- Promotional poster
- 咸鱼飞升
- Genre: Fantasy, Adventure
- Based on: Xian Yu Fei Sheng (lit. 'The Ascension of a Salted Fish') by Chonguan Andu
- Written by: Rao Jun
- Directed by: Ding Hei; Fu Cexin; Zheng Junmo;
- Starring: Dylan Wang; Li Qin; Rong Zishan;
- Country of origin: China
- Original language: Mandarin
- No. of seasons: 1

Production
- Production locations: Hengdian World Studios, Xinjiang
- Production companies: Nice Story; Baination; Phood;

Original release
- Network: Hunan Satellite Television, Mango TV

= Live Long and Prosper (TV series) =

Live Long and Prosper (咸鱼飞升 (Xiányú Fēishēng)) is an upcoming period fantasy Chinese television drama.

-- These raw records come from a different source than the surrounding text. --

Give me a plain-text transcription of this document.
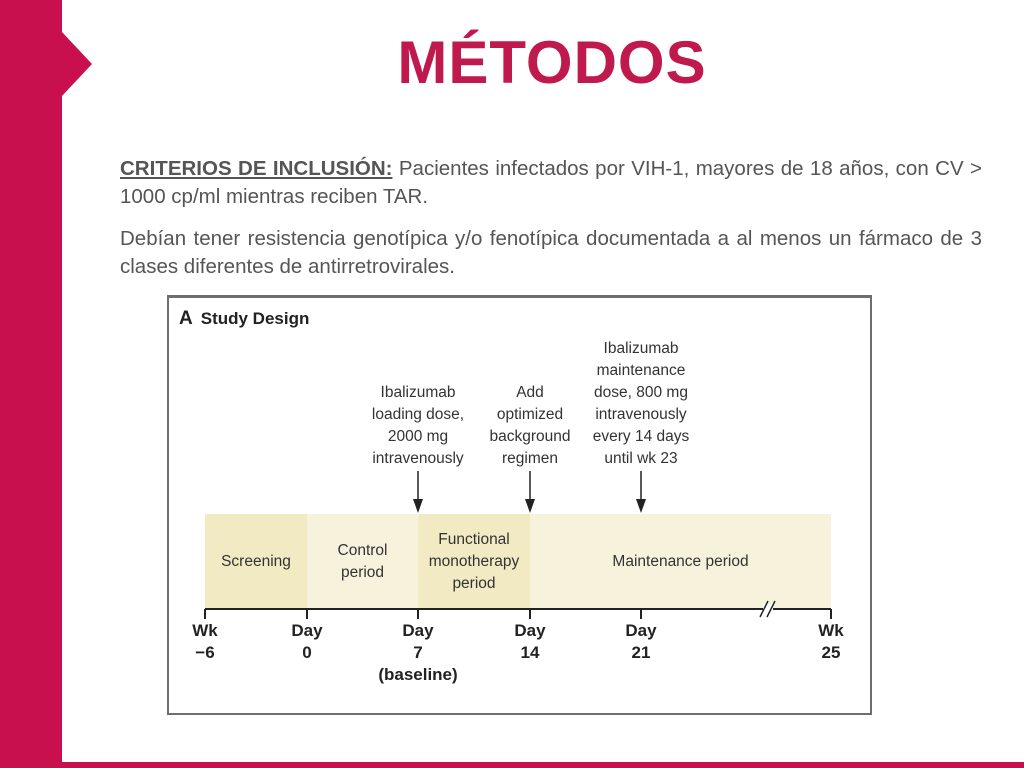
MÉTODOS
CRITERIOS DE INCLUSIÓN: Pacientes infectados por VIH-1, mayores de 18 años, con CV > 1000 cp/ml mientras reciben TAR.
Debían tener resistencia genotípica y/o fenotípica documentada a al menos un fármaco de 3 clases diferentes de antirretrovirales.
A Study Design
Ibalizumab
loading dose,
2000 mg
intravenously
Add
optimized
background
regimen
Ibalizumab
maintenance
dose, 800 mg
intravenously
every 14 days
until wk 23
Screening
Control
period
Functional
monotherapy
period
Maintenance period
Wk
−6
Day
0
Day
7
(baseline)
Day
14
Day
21
Wk
25
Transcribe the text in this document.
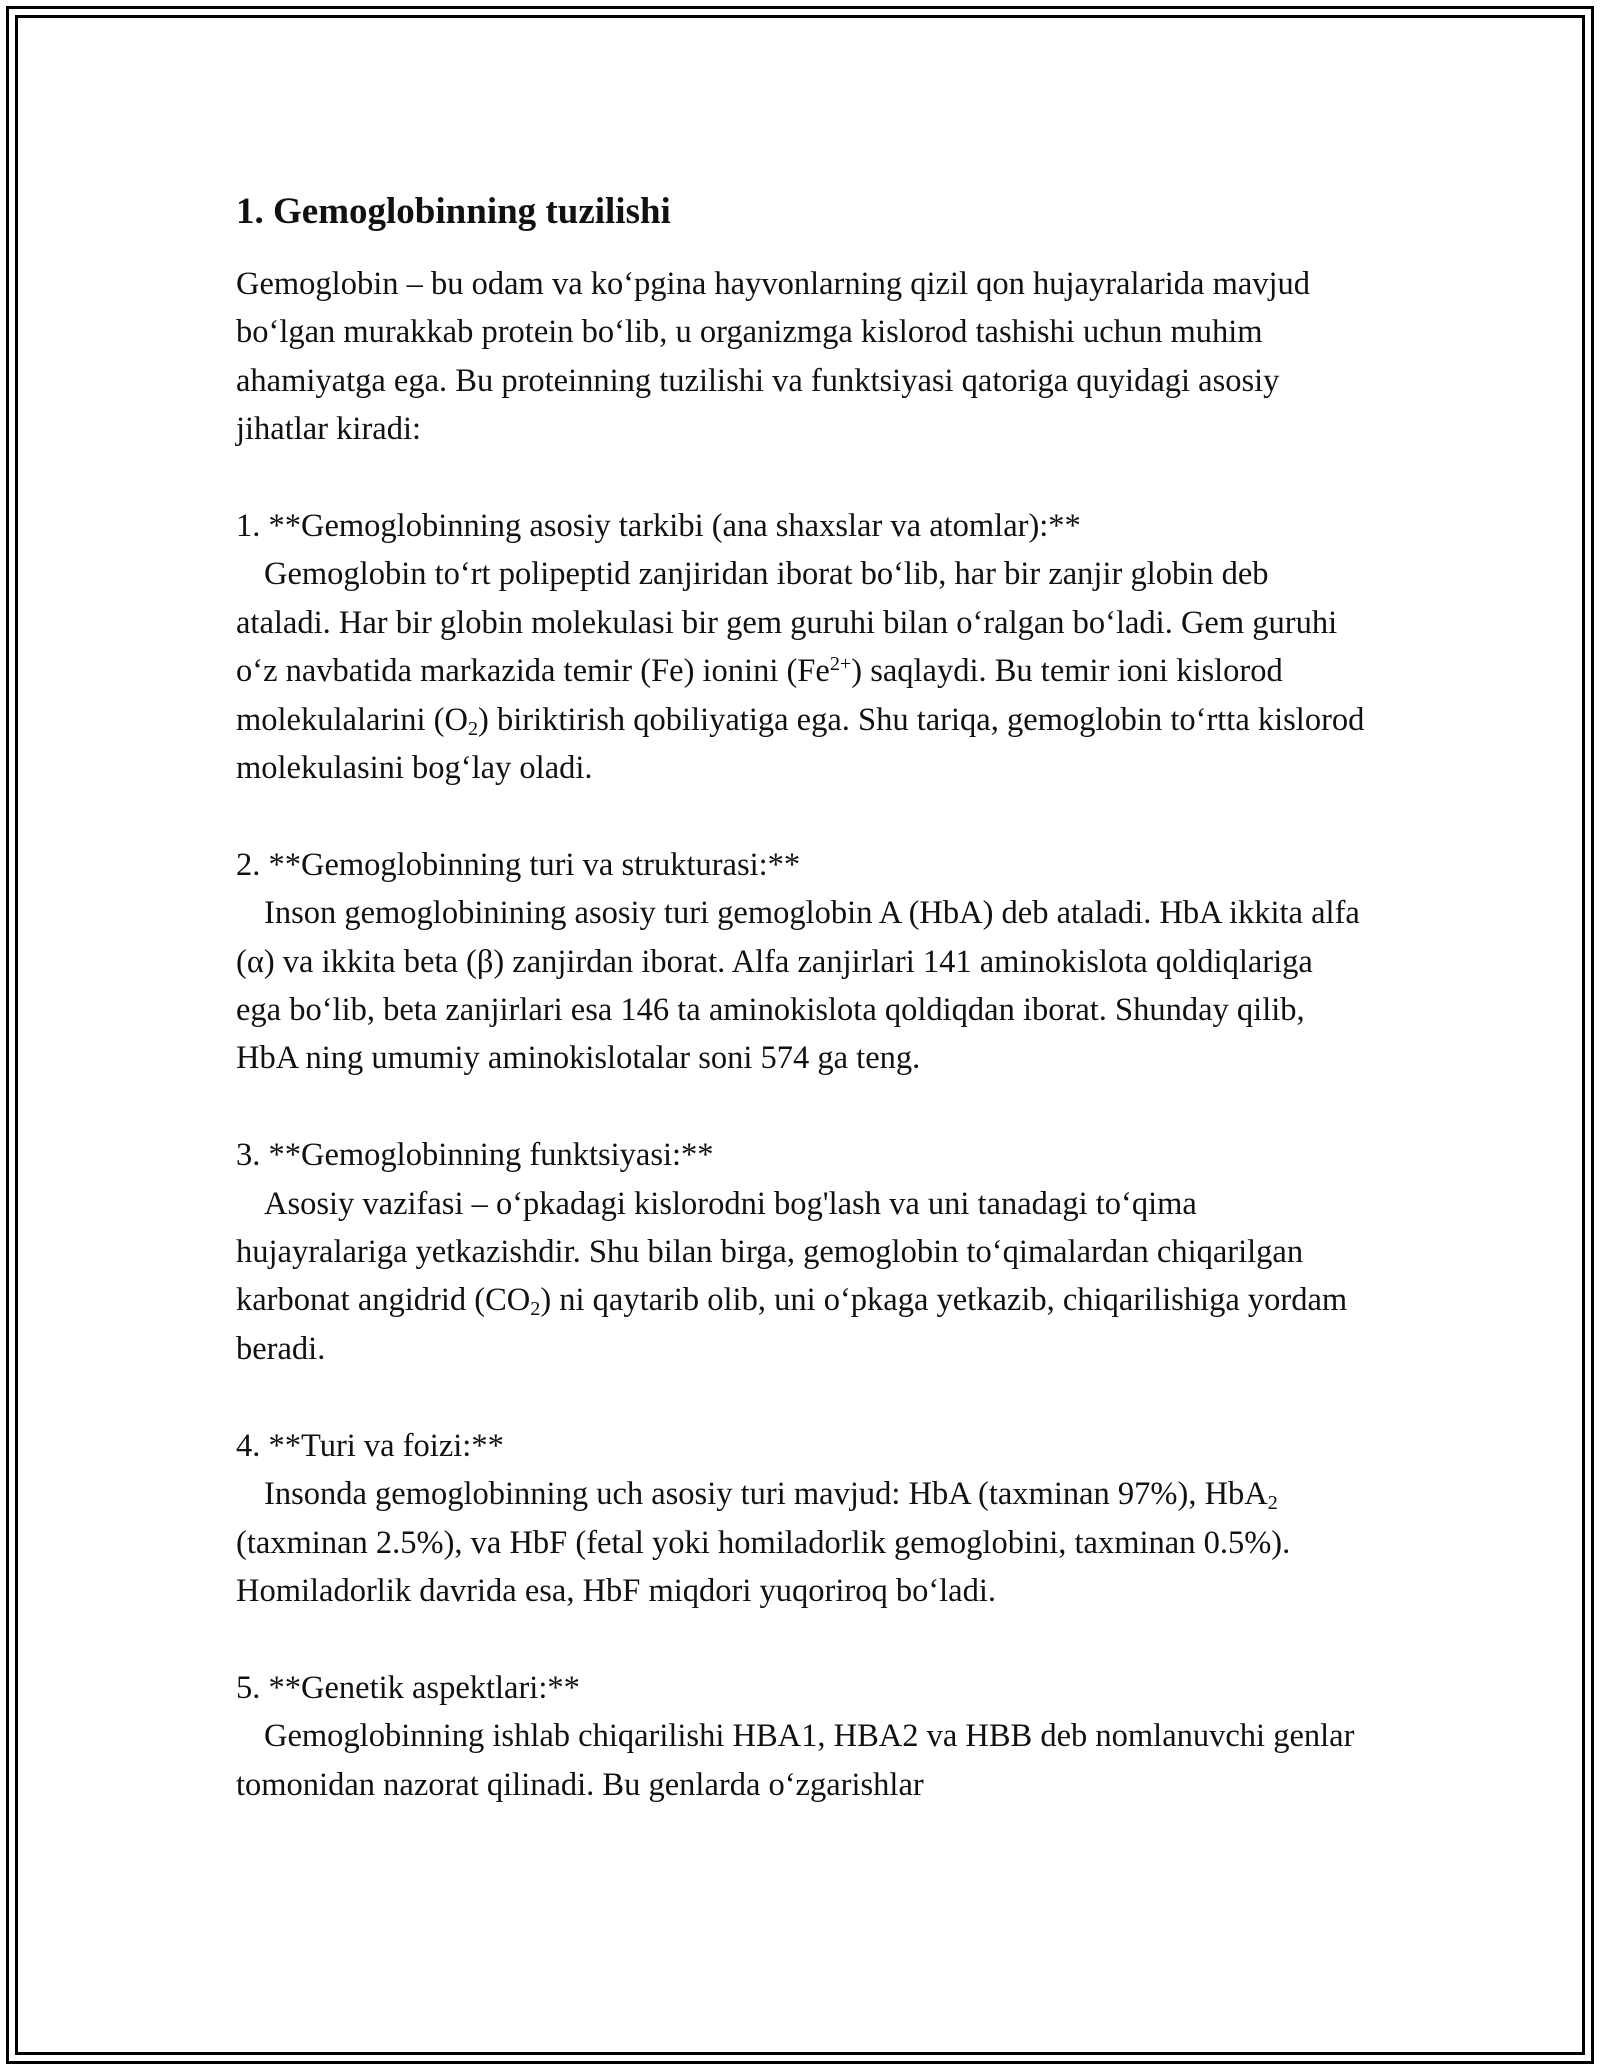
1. Gemoglobinning tuzilishi

Gemoglobin – bu odam va ko‘pgina hayvonlarning qizil qon hujayralarida mavjud bo‘lgan murakkab protein bo‘lib, u organizmga kislorod tashishi uchun muhim ahamiyatga ega. Bu proteinning tuzilishi va funktsiyasi qatoriga quyidagi asosiy jihatlar kiradi:

1. **Gemoglobinning asosiy tarkibi (ana shaxslar va atomlar):**

Gemoglobin to‘rt polipeptid zanjiridan iborat bo‘lib, har bir zanjir globin deb ataladi. Har bir globin molekulasi bir gem guruhi bilan o‘ralgan bo‘ladi. Gem guruhi o‘z navbatida markazida temir (Fe) ionini $(Fe^{2+})$ saqlaydi. Bu temir ioni kislorod molekulalarini $(O_2)$ biriktirish qobiliyatiga ega. Shu tariqa, gemoglobin to‘rtta kislorod molekulasini bog‘lay oladi.

2. **Gemoglobinning turi va strukturasi:**

Inson gemoglobinining asosiy turi gemoglobin A (HbA) deb ataladi. HbA ikkita alfa (α) va ikkita beta (β) zanjirdan iborat. Alfa zanjirlari 141 aminokislota qoldiqlariga ega bo‘lib, beta zanjirlari esa 146 ta aminokislota qoldiqdan iborat. Shunday qilib, HbA ning umumiy aminokislotalar soni 574 ga teng.

3. **Gemoglobinning funktsiyasi:**

Asosiy vazifasi – o‘pkadagi kislorodni bog'lash va uni tanadagi to‘qima hujayralariga yetkazishdir. Shu bilan birga, gemoglobin to‘qimalardan chiqarilgan karbonat angidrid $(CO_2)$ ni qaytarib olib, uni o‘pkaga yetkazib, chiqarilishiga yordam beradi.

4. **Turi va foizi:**

Insonda gemoglobinning uch asosiy turi mavjud: HbA (taxminan 97%), HbA$_2$ (taxminan 2.5%), va HbF (fetal yoki homiladorlik gemoglobini, taxminan 0.5%). Homiladorlik davrida esa, HbF miqdori yuqoriroq bo‘ladi.

5. **Genetik aspektlari:**

Gemoglobinning ishlab chiqarilishi HBA1, HBA2 va HBB deb nomlanuvchi genlar tomonidan nazorat qilinadi. Bu genlarda o‘zgarishlar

The series is directed by Ding Hei, Fu Cexin, Zheng Junmo, and stars Dylan Wang, Li Qin and Rong Zishan. Live Long and Prosper is based on a non-romance-driven xianxia fantasy web novel Xian Yu Fei Sheng (lit. 'The Ascension of a Salted Fish') by Chonguan Andu on Jinjiang Literature City. It is scheduled for release by Hunan Satellite TV and Mango TV.

== Synopsis ==

Set in a fantasy xianxia realm where cultivators pursue the Dao in their quest for immortality, Live Long and Prosper follows the lives of Song Qianji (Dylan Wang). In his first life, he was the foremost figure of the cultivation world, a character marked by ambition, competitiveness, and arrogance who exhausted himself in ceaseless rivalry. Granted a second chance at life and armed with prior knowledge, he resolves to drift through existence as a carefree 'salted fish' (a euphemism for someone who wishes to 'lie flat'), adopting a detached outlook and devoting much of his energy to tending his crops. Yet, by chance, he gathers a circle of steadfast companions and is unwillingly drawn into sectarian conflict. In the end, to protect the land and people he cherishes, he reluctantly returns to cultivation (advancing through successive levels of strength and facing heavenly tribulations), leading his comrades to shoulder the burden of salvation through his very being.

== Cast ==
=== Main ===
- Dylan Wang as Song Qianji, a rogue cultivator who rose from humble beginnings to become the foremost figure in the cultivation world after surviving countless life-and-death trials. Betrayed and driven to self-destruction in his previous life, he is reborn with his memories intact and resolves to abandon ambition in favour of a peaceful life, declaring that growing potatoes is more important than seeking immortality. However, his kindness and unassuming nature gradually gather a circle of loyal companions, drawing him back into the conflicts of the cultivation world.
- Li Qin as Miao Yan, renowned as the most beautiful woman in the cultivation world. In her previous life, she was bound by her pride and obsession with perfection. After her rebirth, she gradually awakens her own sense of self, and her relationship with Song Qianji becomes increasingly layered and conflicted as she breaks free from the role of a manufactured idol.
- Rong Zishan as Meng Heze, Song Qianji's devoted junior disciple. After being rescued by Song Qianji following his rebirth, his fate diverges completely from that of his previous life.

=== Supporting ===
- Wang Duo as Wei Zhenyu, a morally ambiguous figure regarded as the "chosen saviour". Initially an adversary of Song Qianji, he later becomes an ally, with their relationship evolving through rivalry, political intrigue and strategic manoeuvring.
- Zhang Yaqin as He Qingqing, a young woman whose life is shaped by hardship. Once an outcast subjected to bullying, her longing to be acknowledged gradually develops into an ambition to overturn the existing order.
- Xia Meng as Chen Hongzhu, the eldest daughter of the Huawai Sect. Upright, resolute and compassionate, she is willing to forsake her privileged status in pursuit of her ideals.
- Tong Mengshi as Ziye Wenshu, the leader of Qingya Academy, who once ventured into a demonic stronghold to rescue He Qingqing.
- Wu Xize as Yuan Qingshi.

- Ye Shengjia as Ji Chen.

== Production ==
Production for the series began in Hengdian World Studios in late April, with the series officially announced in mid-May at the Hunan Satellite TV & Mango TV industry conference. Production moved to Xinjiang in August and filming is complete as of 26 September 2025.